Lire : Devant le juge, Takieddine, détaille ses voyages d'affaire en Libye

Fin 2012, le parquet de Paris confie au juge Van Ruymbeke, qui enquête déjà sur l'affaire Karachi, une information judiciaire portant sur Ziad Takieddine et son 1,5 million d'euros en espèces. Ce qui va lui permettre également de travailler sur les liens entre M. Sarkozy et le régime libyen.

Lire : Un juge enquête sur l'argent libyen de Ziad Takieddine

Le 22 janvier 2013, le parquet de Paris reçoit un courrier d'un avocat représentant plusieurs dignitaires libyens, Me Marcel Ceccaldi. Ce dernier propose à la justice d'entendre plusieurs hauts dignitaires libyens prêts à témoigner de liens financiers en échange de garanties sur leur sécurité.

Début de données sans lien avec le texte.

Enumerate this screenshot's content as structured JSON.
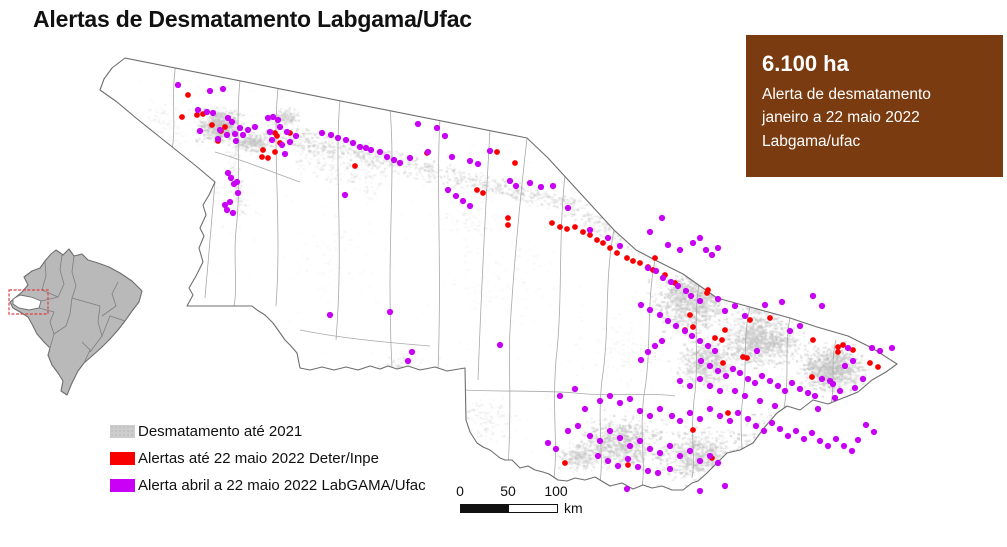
{
  "title": "Alertas de Desmatamento Labgama/Ufac",
  "info_box": {
    "headline": "6.100 ha",
    "line1": "Alerta de desmatamento",
    "line2": "janeiro a 22 maio 2022",
    "line3": "Labgama/ufac",
    "bg_color": "#7B3B10",
    "text_color": "#FFFFFF"
  },
  "legend": {
    "items": [
      {
        "label": "Desmatamento até 2021",
        "color": "#CDCDCD",
        "style": "pattern"
      },
      {
        "label": "Alertas até 22 maio 2022 Deter/Inpe",
        "color": "#F80000",
        "style": "solid"
      },
      {
        "label": "Alerta abril a 22 maio 2022 LabGAMA/Ufac",
        "color": "#C800F5",
        "style": "solid"
      }
    ]
  },
  "scale_bar": {
    "ticks": [
      "0",
      "50",
      "100"
    ],
    "unit": "km"
  },
  "inset": {
    "country": "Brazil",
    "highlight_state": "Acre",
    "box_color": "#E04040",
    "fill_color": "#B9B9B9",
    "border_color": "#6E6E6E"
  },
  "map_data": {
    "type": "point-map",
    "region": "Acre state, Brazil",
    "colors": {
      "deter_alerts": "#F80000",
      "labgama_alerts": "#C800F5",
      "deforestation": "#C6C6C6",
      "state_border": "#6E6E6E",
      "municipal_border": "#A8A8A8"
    },
    "alerts_deter_inpe": [
      [
        188,
        95
      ],
      [
        182,
        117
      ],
      [
        197,
        115
      ],
      [
        203,
        114
      ],
      [
        212,
        125
      ],
      [
        221,
        131
      ],
      [
        218,
        141
      ],
      [
        225,
        127
      ],
      [
        275,
        133
      ],
      [
        277,
        136
      ],
      [
        280,
        143
      ],
      [
        275,
        152
      ],
      [
        263,
        150
      ],
      [
        268,
        158
      ],
      [
        262,
        157
      ],
      [
        290,
        133
      ],
      [
        427,
        153
      ],
      [
        497,
        152
      ],
      [
        515,
        163
      ],
      [
        477,
        190
      ],
      [
        483,
        193
      ],
      [
        508,
        218
      ],
      [
        508,
        225
      ],
      [
        355,
        166
      ],
      [
        552,
        223
      ],
      [
        560,
        227
      ],
      [
        567,
        229
      ],
      [
        575,
        227
      ],
      [
        583,
        232
      ],
      [
        590,
        235
      ],
      [
        597,
        240
      ],
      [
        603,
        243
      ],
      [
        610,
        248
      ],
      [
        617,
        253
      ],
      [
        627,
        258
      ],
      [
        633,
        261
      ],
      [
        640,
        263
      ],
      [
        648,
        267
      ],
      [
        653,
        270
      ],
      [
        655,
        258
      ],
      [
        665,
        275
      ],
      [
        675,
        283
      ],
      [
        690,
        315
      ],
      [
        693,
        327
      ],
      [
        685,
        330
      ],
      [
        715,
        338
      ],
      [
        722,
        340
      ],
      [
        743,
        357
      ],
      [
        747,
        358
      ],
      [
        723,
        363
      ],
      [
        708,
        290
      ],
      [
        707,
        293
      ],
      [
        838,
        347
      ],
      [
        853,
        350
      ],
      [
        843,
        345
      ],
      [
        870,
        363
      ],
      [
        878,
        367
      ],
      [
        838,
        352
      ],
      [
        813,
        340
      ],
      [
        812,
        377
      ],
      [
        750,
        320
      ],
      [
        770,
        318
      ],
      [
        725,
        330
      ],
      [
        728,
        413
      ],
      [
        693,
        430
      ],
      [
        712,
        458
      ],
      [
        628,
        465
      ],
      [
        565,
        463
      ]
    ],
    "alerts_labgama": [
      [
        178,
        85
      ],
      [
        210,
        91
      ],
      [
        223,
        89
      ],
      [
        198,
        110
      ],
      [
        207,
        112
      ],
      [
        213,
        113
      ],
      [
        228,
        118
      ],
      [
        232,
        122
      ],
      [
        220,
        130
      ],
      [
        227,
        135
      ],
      [
        200,
        131
      ],
      [
        235,
        134
      ],
      [
        243,
        135
      ],
      [
        218,
        139
      ],
      [
        248,
        130
      ],
      [
        255,
        127
      ],
      [
        240,
        128
      ],
      [
        236,
        141
      ],
      [
        268,
        118
      ],
      [
        273,
        117
      ],
      [
        278,
        120
      ],
      [
        280,
        127
      ],
      [
        270,
        132
      ],
      [
        272,
        140
      ],
      [
        282,
        145
      ],
      [
        287,
        132
      ],
      [
        285,
        154
      ],
      [
        290,
        142
      ],
      [
        296,
        136
      ],
      [
        322,
        133
      ],
      [
        331,
        135
      ],
      [
        338,
        138
      ],
      [
        346,
        140
      ],
      [
        353,
        143
      ],
      [
        360,
        147
      ],
      [
        366,
        148
      ],
      [
        371,
        150
      ],
      [
        380,
        152
      ],
      [
        387,
        157
      ],
      [
        394,
        160
      ],
      [
        400,
        163
      ],
      [
        410,
        158
      ],
      [
        428,
        152
      ],
      [
        437,
        128
      ],
      [
        418,
        124
      ],
      [
        445,
        136
      ],
      [
        452,
        157
      ],
      [
        470,
        161
      ],
      [
        478,
        164
      ],
      [
        490,
        151
      ],
      [
        510,
        181
      ],
      [
        516,
        186
      ],
      [
        530,
        183
      ],
      [
        541,
        187
      ],
      [
        553,
        186
      ],
      [
        448,
        190
      ],
      [
        456,
        196
      ],
      [
        463,
        201
      ],
      [
        470,
        206
      ],
      [
        345,
        195
      ],
      [
        228,
        173
      ],
      [
        231,
        178
      ],
      [
        237,
        182
      ],
      [
        234,
        184
      ],
      [
        238,
        193
      ],
      [
        230,
        202
      ],
      [
        225,
        205
      ],
      [
        227,
        210
      ],
      [
        233,
        213
      ],
      [
        330,
        315
      ],
      [
        390,
        312
      ],
      [
        412,
        352
      ],
      [
        408,
        361
      ],
      [
        500,
        345
      ],
      [
        568,
        208
      ],
      [
        590,
        230
      ],
      [
        608,
        238
      ],
      [
        620,
        246
      ],
      [
        650,
        232
      ],
      [
        662,
        218
      ],
      [
        668,
        245
      ],
      [
        680,
        250
      ],
      [
        693,
        243
      ],
      [
        700,
        238
      ],
      [
        706,
        250
      ],
      [
        712,
        255
      ],
      [
        718,
        248
      ],
      [
        648,
        268
      ],
      [
        656,
        271
      ],
      [
        663,
        278
      ],
      [
        671,
        282
      ],
      [
        678,
        286
      ],
      [
        686,
        291
      ],
      [
        691,
        296
      ],
      [
        700,
        301
      ],
      [
        641,
        305
      ],
      [
        650,
        310
      ],
      [
        660,
        315
      ],
      [
        668,
        321
      ],
      [
        676,
        326
      ],
      [
        685,
        331
      ],
      [
        692,
        336
      ],
      [
        700,
        341
      ],
      [
        708,
        346
      ],
      [
        715,
        351
      ],
      [
        662,
        341
      ],
      [
        655,
        346
      ],
      [
        648,
        352
      ],
      [
        641,
        360
      ],
      [
        701,
        361
      ],
      [
        710,
        366
      ],
      [
        718,
        371
      ],
      [
        726,
        376
      ],
      [
        733,
        369
      ],
      [
        740,
        373
      ],
      [
        748,
        379
      ],
      [
        755,
        383
      ],
      [
        762,
        376
      ],
      [
        770,
        381
      ],
      [
        778,
        386
      ],
      [
        785,
        391
      ],
      [
        792,
        383
      ],
      [
        800,
        389
      ],
      [
        808,
        393
      ],
      [
        815,
        396
      ],
      [
        822,
        379
      ],
      [
        830,
        381
      ],
      [
        833,
        384
      ],
      [
        840,
        391
      ],
      [
        848,
        348
      ],
      [
        853,
        361
      ],
      [
        845,
        366
      ],
      [
        855,
        388
      ],
      [
        863,
        379
      ],
      [
        872,
        348
      ],
      [
        880,
        351
      ],
      [
        892,
        348
      ],
      [
        835,
        398
      ],
      [
        818,
        409
      ],
      [
        757,
        351
      ],
      [
        725,
        311
      ],
      [
        735,
        306
      ],
      [
        745,
        316
      ],
      [
        718,
        299
      ],
      [
        813,
        296
      ],
      [
        822,
        306
      ],
      [
        790,
        331
      ],
      [
        800,
        326
      ],
      [
        782,
        302
      ],
      [
        765,
        305
      ],
      [
        568,
        431
      ],
      [
        578,
        426
      ],
      [
        590,
        436
      ],
      [
        600,
        441
      ],
      [
        610,
        431
      ],
      [
        620,
        438
      ],
      [
        630,
        446
      ],
      [
        640,
        441
      ],
      [
        650,
        449
      ],
      [
        660,
        453
      ],
      [
        670,
        446
      ],
      [
        680,
        456
      ],
      [
        690,
        451
      ],
      [
        700,
        461
      ],
      [
        710,
        456
      ],
      [
        718,
        463
      ],
      [
        598,
        456
      ],
      [
        608,
        461
      ],
      [
        618,
        466
      ],
      [
        628,
        459
      ],
      [
        638,
        467
      ],
      [
        648,
        471
      ],
      [
        658,
        473
      ],
      [
        670,
        469
      ],
      [
        548,
        443
      ],
      [
        556,
        449
      ],
      [
        640,
        411
      ],
      [
        650,
        416
      ],
      [
        660,
        409
      ],
      [
        672,
        416
      ],
      [
        680,
        421
      ],
      [
        690,
        413
      ],
      [
        700,
        419
      ],
      [
        710,
        409
      ],
      [
        720,
        416
      ],
      [
        730,
        421
      ],
      [
        738,
        413
      ],
      [
        748,
        419
      ],
      [
        756,
        426
      ],
      [
        764,
        431
      ],
      [
        772,
        423
      ],
      [
        780,
        429
      ],
      [
        788,
        436
      ],
      [
        796,
        431
      ],
      [
        804,
        439
      ],
      [
        812,
        433
      ],
      [
        820,
        441
      ],
      [
        828,
        446
      ],
      [
        836,
        439
      ],
      [
        844,
        446
      ],
      [
        852,
        451
      ],
      [
        735,
        391
      ],
      [
        745,
        396
      ],
      [
        760,
        401
      ],
      [
        775,
        406
      ],
      [
        680,
        381
      ],
      [
        690,
        386
      ],
      [
        700,
        379
      ],
      [
        710,
        386
      ],
      [
        720,
        391
      ],
      [
        600,
        401
      ],
      [
        610,
        396
      ],
      [
        620,
        403
      ],
      [
        630,
        399
      ],
      [
        575,
        389
      ],
      [
        560,
        396
      ],
      [
        585,
        409
      ],
      [
        627,
        489
      ],
      [
        700,
        491
      ],
      [
        725,
        486
      ],
      [
        866,
        425
      ],
      [
        874,
        432
      ],
      [
        858,
        440
      ]
    ]
  }
}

Lire :  D'anciens proches de Kadhafi prêts à témoigner

Fin février 2013, le domicile de Claude Guéant est perquisitionné. Mais pas par le juge Van Ruymbeke : la perquisition se déroule dans le cadre de la plainte déposée par Nicolas Sarkozy contre Mediapart en mai 2012. C'est à l'occasion de l'enquête préliminaire confiée à la police que le parquet de Paris a finalement accepté, début 2013, d'entendre M. Takieddine. 

Celui-ci a évoqué le financement de la campagne de M. Sarkozy lors d'un entretien avec Renaud Van Ruymbeke dans le cadre de l'affaire Karachi. Il a assuré qu'il pouvait "fournir les éléments existants sur [ce] financement". Le juge a estimé que ces déclarations devaient être vérifiées, et les a transmises au parquet. Et ce dernier les a versées à l'enquête préliminaire de la police, menée par la Brigade de répression de la délinquance à la personne (BRDP) et la Division nationale d'investigations financières et fiscales (Dniff). 

Lire : La justice entendra Ziad Takieddine

Cette enquête continue. Et elle est différente de l'enquête judiciaire ouverte par le parquet vendredi 19 avril : elle porte sur les déclarations des anciens dignitaires libyens représentés par Me Ceccaldi. Et donc pas sur les multiples déclarations de Ziad Takieddine, qui restent liées à l'enquête préliminaire ouverte suite à la plainte de Nicolas Sarkozy.